It’s been over 5 years since I last blogged about trace flags, so it seems a post on the topic is in order.
If a trace flag is undocumented, it means it is unsupported and not guaranteed. It can go away at any time, even from one service pack to the next. If a trace flag doesn’t work the way the person who told you about said it should work, there is no help for that. It is undocumented.
Trace flags change SQL Server’s behavior. They are toggles, that can be turned on or off. When they are on, they force SQL Server to do things differently. Sometimes just a little bit differently, sometimes a LOT differently. Some are very harmless, such as 3604 which allows SQL Server to return output from certain undocumented DBCC commands to return output to the client. You need to use this flag if you’re going to use the DBCC PAGE command, which I talk about a lot in my writings and in my SQL Server Internals classes.
However, there are other trace flags that change SQL Server behavior a LOT. The SQL Server developers at Microsoft create trace flags for lots of reasons, usually to force some sort of non-standard behavior. This might be so the developers can test the feature during development, or so that the support engineers can turn a feature off – either to confirm that the feature was causing a problem. These are usually not changes that you would want to make to your own SQL Server in a normal environment.
But with so many undocumented trace flags, the question frequently arises “Why aren’t MORE trace flags documented?”
Here are some of the reasons:
-- Once a trace flag is official publicly documented, people will start to use it. And people will also start to misuse it. Microsoft needs to consider whether dealing with the misuse will be worse than the problems due to the lack of that particular trace flag.
-- Before a trace flag is documented, it must be thoroughly tested.
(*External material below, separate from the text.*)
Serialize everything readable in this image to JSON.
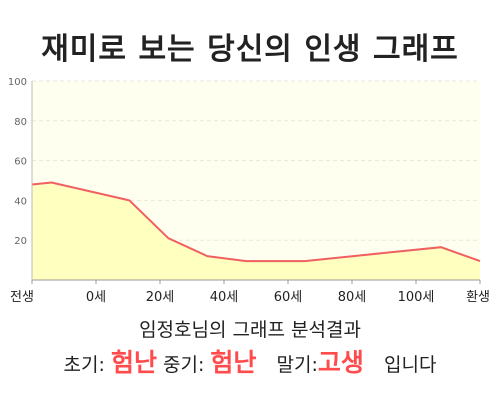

FULLY. Across all SKUs, all security environments, all performance conditions. And that is not easy. A trace flag added for one particular situation or one rare bug is usually not tested to the full extent that documented features are. So it will stay undocumented.
-- Once a trace flag is added, it must be supported, into the future. And can’t be removed without officially deprecating it, at least one full version in advance. Some trace flags are known to have a limited potential usefulness, documenting them will force them to be maintained even when they’re no longer useful.
-- Because most of the undocumented trace flags are created for a limited set of circumstances, they are not tested in conjunction with other trace flags. In order to be fully tested, each trace flag would have to be tested in combination with every other trace flag. And if a particular combination of trace flags was not pretty, which of the trace flags involved should be left undocumented? It would be really hard to tell, even after spending all the time on all the testing.
The bar for Microsoft actually documenting a trace flag is therefore quite high. And sometimes if a feature introduced by trace flag is really needed, it will just become part of the product, or added using a different interface, such as a configuration option or database property.
But Microsoft does document new trace flags. If you look at the history of Books Online to see the number of documented trace flags, you can see the increase:
-- SQL Server 2005: 10 trace flags
-- SQL Server 2008: 13 trace flags
-- SQL Server 2008 R2: 15 trace flags
-- SQL Server 2012: 19 trace flags
So if you read about an undocumented trace flag, and you think it might be useful for you, be very careful when testing it. And if your careful testing shows it IS useful, let Microsoft know.
But if your testing shows it isn’t useful, or is actually harmful, you don’t need to let Microsoft know. They probably already know. After all, it’s undocumented.